L’application de la riposte graduée se heurte également à des problèmes techniques. L’internaute étant identifié à partir de son adresse IP (chaque appareil connecté à internet possède une adresse IP-pour Internet Protocol- unique, qui permet de l’identifier sur le réseau), les internautes vont être obligés de sécuriser leurs réseaux, ou d’utiliser des techniques de brouillage des adresses IP, ce qui fait dire à Jérémie Zimmermann, de la Quadrature du net (association de défense des libertés civiles sur internet), que la loi Hadopi est « une mauvaise réponse à un faux problème ». Ce problème pratique a également poussé la Belgique et le Danemark à abandonner leurs tentatives de blocage des plateformes de téléchargement.
Un dernier point : le prix de la réforme. Selon Les Echos, les FAI devraient débourser près de 70 millions d’euros pour s’adapter à la nouvelle loi, et cette somme pourrait peser sur les factures des abonnés. Surtout, dans ces débats passionnés opposant artistes, ayants droit et internautes, on oublie souvent que d’autres alternatives existent, comme par exemple celle de la licence globale. Cette licence se propose de taxer les FAI et de reverser une rétribution forfaitaire aux ayants droit, proportionnellement aux téléchargements des œuvres dont ils disposent.

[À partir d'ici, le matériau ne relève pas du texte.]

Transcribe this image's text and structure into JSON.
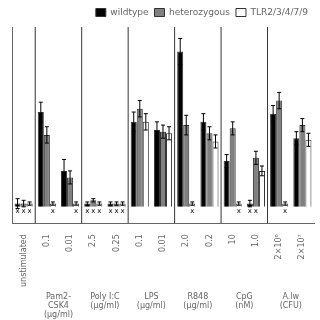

Le ministre norvégien de l’éducation et de la recherche s’est d’ailleurs prononcé en faveur de cette solution, déclarant que « les artistes doivent être payés pour leur travail. Il est inacceptable de diffuser leur production sans les payer pour cela. Mais nous devons aussi cesser de nous battre contre l’avenir. Certains se comportent comme s’ils voulaient répéter la défiance qu’il y a eu contre la télévision couleur, ou contre les cassettes audio ». C’est également le choix qu’a adopté l’île de Man. Cette petite dépendance de la Couronne britannique de 80 000 habitants a en effet instauré une taxe sur tous les abonnements internet, en contrepartie de laquelle les résidents de l’île pourront télécharger librement toute la musique de leur choix.
Même si cette alternative s’appliquera plus difficilement à un grand pays, elle nous rappelle que les évolutions technologiques, et leurs usages sociaux, ont toujours pris de vitesse les dispositions juridiques, et dans ces cas précis, l’Histoire nous apprend que l’adoption d’une posture défensive rime rarement avec efficacité.